A major power outage across the UK last week that left nearly a million homes without electricity and disrupted travel across the rail network was triggered by failures at two large generating facilities operated by RWE, according to a press release from ILI Group.

Specifically, failures of Orsted’s 1.2-GW Hornsea offshore wind farm and the 727-MW Little Barford gas-fired power station in Bedfordshire caused the frequency of Great Britain’s power grid to drop to 48.9 Hz, far below the 49.5 Hz threshold. This caused the power cuts experienced by consumers.

“National Grid have described this as an ‘incredibly rare’ event, however blackouts have been predicted for years,” said Mark Wilson, chief executive officer of ILI Group. “Last year the Institute of Engineers in Scotland (IESIS) predicted just such events would happen. As we increase reliance on intermittent renewable power sources, such events could become the new norm. National Grid are supposed to have enough backup generators they can call on quickly for these frequency events, whether its battery generators, pumped storage hydro, or more conventional thermal generators.

“It’s clear going forward a greater capacity of these fast frequency response services will need to be available. Pumped storage hydro (PSH) is ideally suited to provide the fast, large scale, response to mitigate such events, and more PSH capacity will mean the risk of power cuts and disruption will be reduced.”

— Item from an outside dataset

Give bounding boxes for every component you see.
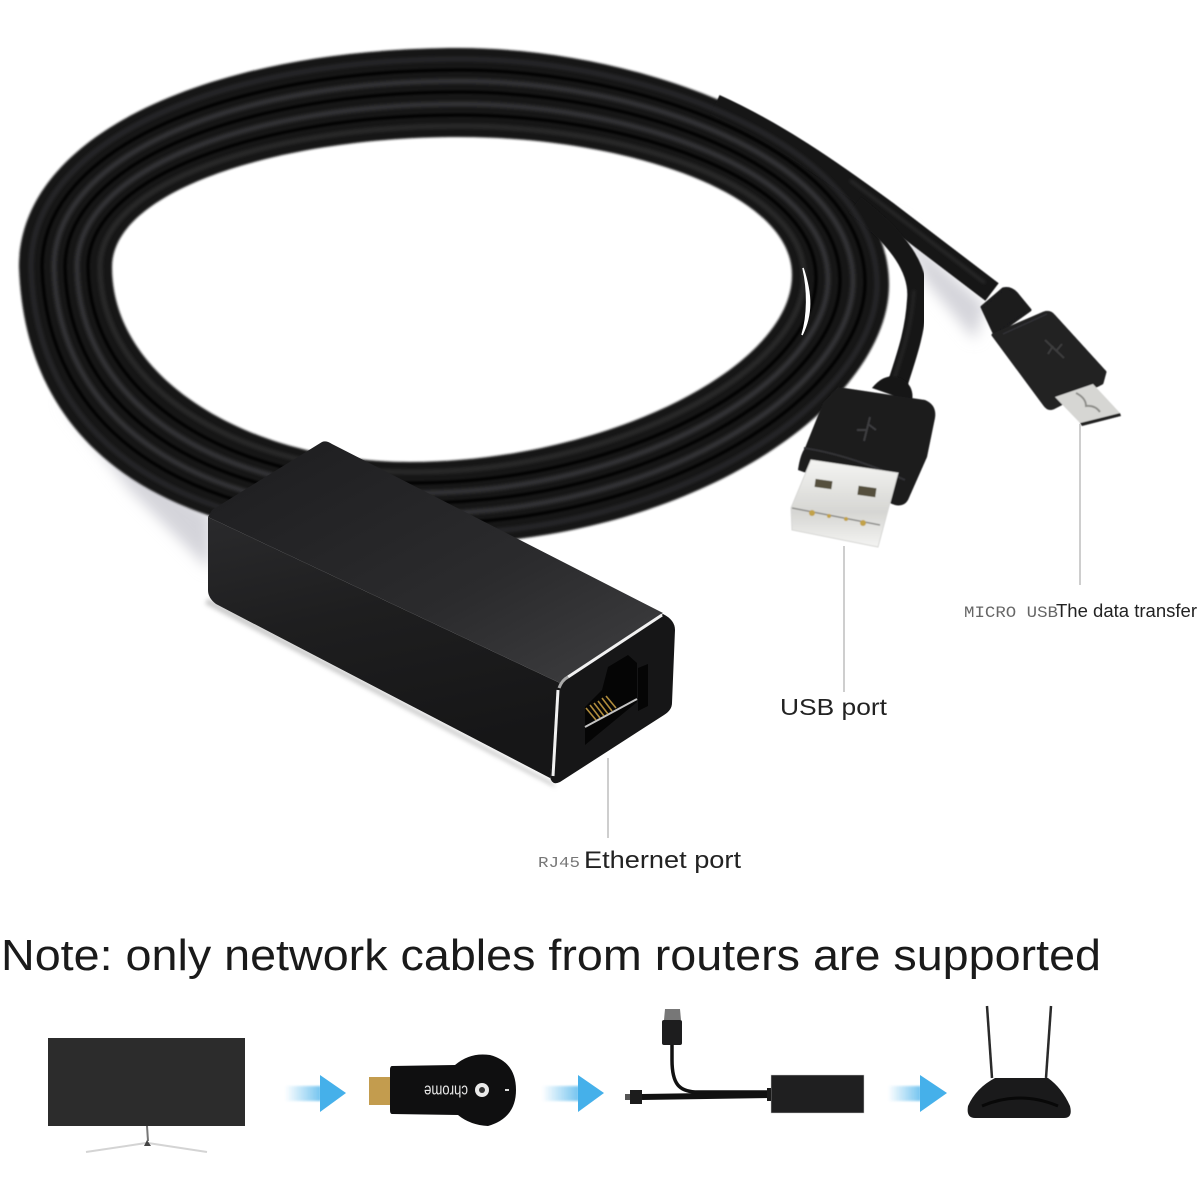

Former UK Energy Minister, Brian Wilson, said, “One way or another, there has to be back-up to the intermittency of renewable generation, and this creates a huge opportunity for UK industry. In Scotland, Pumped Storage Hydro — which provides 95% of storage around the world — is the obvious answer instead of relying on imports via interconnectors. Hydro power has served Scotland exceptionally well in the past and can do so for many years to come. This is an opportunity to give an established technology a new lease of life with huge potential benefits for the Scottish economy while at the same time helping to solve the inescapable challenges posed by reliance on renewable generation.”

ILI Group has over 2 GW of PSH in the pipeline, with their first 450-MW development, Red John at Loch Ness, currently in planning.